Non si placa l’indignazione generale dopo la decisione della FIFA di sospendere la squalifica di un turno all’attaccante degli USA Folarin Balogun che era stato espulso per un intervento scomposto sulla gamba di Tarik Muharemovic durante la partita valida per i sedicesimi di finale contro la Bosnia ed Erzegovina. “L’applicazione della squalifica è sospesa per un periodo di prova di un anno”, ha dichiarato la FIFA. “Se il giocatore commetterà un’altra infrazione di natura e gravità simili durante il periodo di prova, la sospensione sarà revocata e la sanzione applicata, fatte salve eventuali sanzioni aggiuntive imposte per la nuova infrazione”. Balogun sarà quindi disponibile per gli ottavi in programma domani contro il Belgio, la cui federazione sta valutando se portare avanti o meno un ricorso.
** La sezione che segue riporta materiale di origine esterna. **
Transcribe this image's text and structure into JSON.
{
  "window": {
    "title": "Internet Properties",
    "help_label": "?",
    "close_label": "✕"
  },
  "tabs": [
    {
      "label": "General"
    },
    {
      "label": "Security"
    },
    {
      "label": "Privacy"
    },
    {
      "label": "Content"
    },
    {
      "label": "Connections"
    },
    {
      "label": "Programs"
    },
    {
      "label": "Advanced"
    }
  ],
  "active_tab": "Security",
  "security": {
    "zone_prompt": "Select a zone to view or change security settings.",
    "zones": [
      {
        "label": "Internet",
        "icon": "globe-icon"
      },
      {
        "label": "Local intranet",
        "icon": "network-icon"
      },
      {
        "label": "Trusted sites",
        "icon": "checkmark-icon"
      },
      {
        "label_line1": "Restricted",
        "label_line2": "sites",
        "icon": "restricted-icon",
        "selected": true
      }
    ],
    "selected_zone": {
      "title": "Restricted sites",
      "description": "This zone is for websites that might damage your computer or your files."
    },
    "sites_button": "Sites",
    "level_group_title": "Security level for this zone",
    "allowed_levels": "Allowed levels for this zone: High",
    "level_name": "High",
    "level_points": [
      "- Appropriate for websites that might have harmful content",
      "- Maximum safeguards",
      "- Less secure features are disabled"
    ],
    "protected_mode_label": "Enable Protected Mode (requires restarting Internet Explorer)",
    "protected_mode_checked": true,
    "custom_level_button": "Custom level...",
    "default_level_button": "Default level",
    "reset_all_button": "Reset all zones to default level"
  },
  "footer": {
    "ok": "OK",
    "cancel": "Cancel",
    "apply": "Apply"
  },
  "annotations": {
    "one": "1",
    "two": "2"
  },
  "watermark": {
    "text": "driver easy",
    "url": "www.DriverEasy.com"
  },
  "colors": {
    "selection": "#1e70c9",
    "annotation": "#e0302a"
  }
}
Anche Marco Tardelli, durante il pre-partita su Rai1, è stato assai caustico.
- Lo sfogo di Tardelli
- Paola Ferrari prende le distanze
- L'indiscrezione del New York Times
- I tifosi si schierano con Tardelli
Lo sfogo di Tardelli
Intervenuto nel dibattito in studio l’ex centrocampista della Juventus e della Nazionale ha detto: “È una gran brutta cosa perché, al di là del fatto che lui possa aver commesso il fallo volontariamente o meno, se fosse successo in area di rigore avrebbero dato il rigore. Sicuramente. Era rigore. E allora era anche fallo e, di conseguenza, questa decisione non andava annullata. Ma in questo Mondiale si può fare di tutto, perché basta ricevere degli ordini”.
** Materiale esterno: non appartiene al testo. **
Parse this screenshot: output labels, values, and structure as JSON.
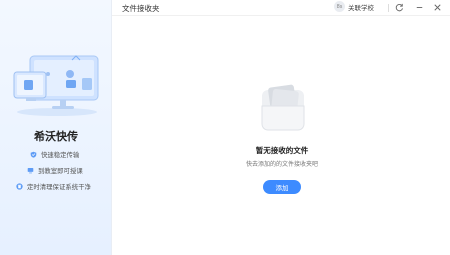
{
  "sidebar": {
    "brand": "希沃快传",
    "features": [
      {
        "icon": "shield-check-icon",
        "label": "快速稳定传输"
      },
      {
        "icon": "monitor-icon",
        "label": "到教室即可授课"
      },
      {
        "icon": "trash-clean-icon",
        "label": "定时清理保证系统干净"
      }
    ]
  },
  "header": {
    "title": "文件接收夹",
    "avatar_text": "8s",
    "school": "关联学校"
  },
  "empty_state": {
    "title": "暂无接收的文件",
    "subtitle": "快去添加的的文件接收夹吧",
    "add_label": "添加"
  },
  "colors": {
    "accent": "#3d8bff",
    "sidebar_bg": "#e6f0ff"
  }
}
Paola Ferrari prende le distanze
Subito è calato il gelo con la conduttrice Paola Ferrari che subito è intervenuta: “Ah, degli ordini, dici. Va bene, certo, quello che dici è importante e te ne assumi la responsabilità”. Tardelli però ha subito voluto chiarire: “Io non ho fatto nessun nome”. Tutti hanno pensato ad un riferimento a Trump e la stessa Ferrari poco dopo ha fatto riferimento proprio al tweet del presidente degli Stati Uniti che ringraziava Infantino per la decisione.
L’indiscrezione del New York Times
Stando al New York Times, che ha citato tre testimonianze diverse, sarebbe stato infatti direttamente Donald Trump a telefonare al presidente della Fifa Gianni Infantino per chiedere l’annullamento della sanzione. La vicenda si inserirebbe inoltre nel contesto dei tentativi, portati avanti da anni da Infantino, di ingraziarsi Trump.
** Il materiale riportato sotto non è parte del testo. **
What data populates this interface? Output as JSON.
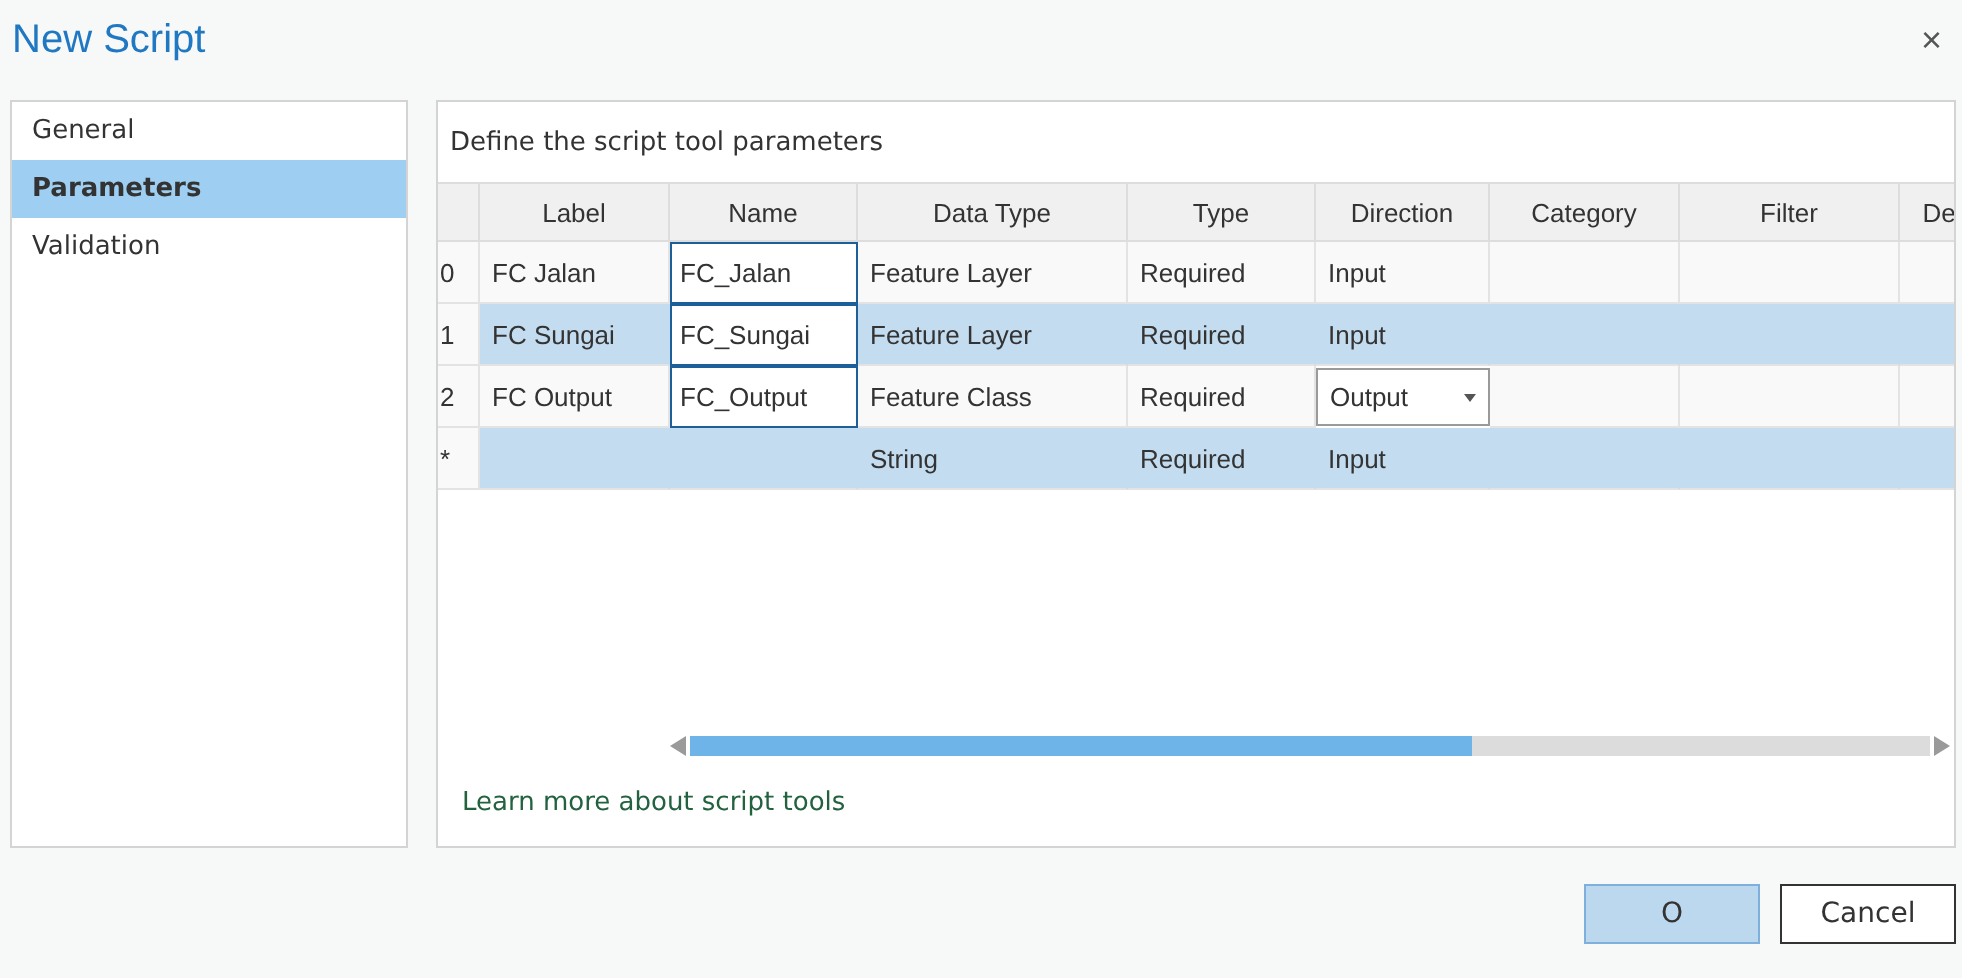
{
  "window": {
    "title": "New Script",
    "close": "×"
  },
  "sidebar": {
    "items": [
      {
        "label": "General",
        "selected": false
      },
      {
        "label": "Parameters",
        "selected": true
      },
      {
        "label": "Validation",
        "selected": false
      }
    ]
  },
  "panel": {
    "heading": "Define the script tool parameters",
    "table": {
      "columns": [
        "Label",
        "Name",
        "Data Type",
        "Type",
        "Direction",
        "Category",
        "Filter",
        "De"
      ],
      "rows": [
        {
          "index": "0",
          "label": "FC Jalan",
          "name": "FC_Jalan",
          "data_type": "Feature Layer",
          "type": "Required",
          "direction": "Input",
          "kind": "plain",
          "selected": false
        },
        {
          "index": "1",
          "label": "FC Sungai",
          "name": "FC_Sungai",
          "data_type": "Feature Layer",
          "type": "Required",
          "direction": "Input",
          "kind": "plain",
          "selected": true
        },
        {
          "index": "2",
          "label": "FC Output",
          "name": "FC_Output",
          "data_type": "Feature Class",
          "type": "Required",
          "direction": "Output",
          "kind": "dropdown",
          "selected": false
        },
        {
          "index": "*",
          "data_type": "String",
          "type": "Required",
          "direction": "Input",
          "kind": "plain",
          "selected": true
        }
      ]
    },
    "link": "Learn more about script tools"
  },
  "buttons": [
    {
      "label": "O",
      "primary": true
    },
    {
      "label": "Cancel",
      "primary": false
    }
  ]
}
I tifosi si schierano con Tardelli
Sul web l’episodio ha acceso i tifosi. Fioccano le reazioni: “Tardelli si deve prendere la responsabilità, di aver detto la verità” e poi: “Tardelli ha fatto un commento in linea con i fatti accaduti. Lei non ha nemmeno il coraggio di commentarli” e anche: “Come al solito Tardelli dice le cose come stanno e la Ferrari inutile come sempre” e ancora: “Tardelli, grazie, ci mancano tanto le persone con la schiena dritta!”
C’è chi scrive: “Ha perfettamente ragione Tardelli, anche qui sudditi di Trump” e poi: “Ha ragione Tardelli, è stato sin troppo morbido. La Fifa è serva di Trump” e anche: “Tardelli è’ l’unico che ha il coraggio di dire come stanno davvero le cose. Grande”, oppure: “Dalla parte di Tardelli. Certe cose vanno dette”.
Il web è scatenato: “Tardelli è il meno peggio ma posso dire una cosa? Possiamo finalmente archiviare l’eroico mondiale del 1982 e prendere commentatori che non siano fermi al calcio anni 80?” e poi: “Tardelli ha detto semplicemente la verità, io condivido assolutamente” e infine: “Mai avuto particolarmente in simpatia Tardelli, ma qui è stato un gigante, tanto di cappello”.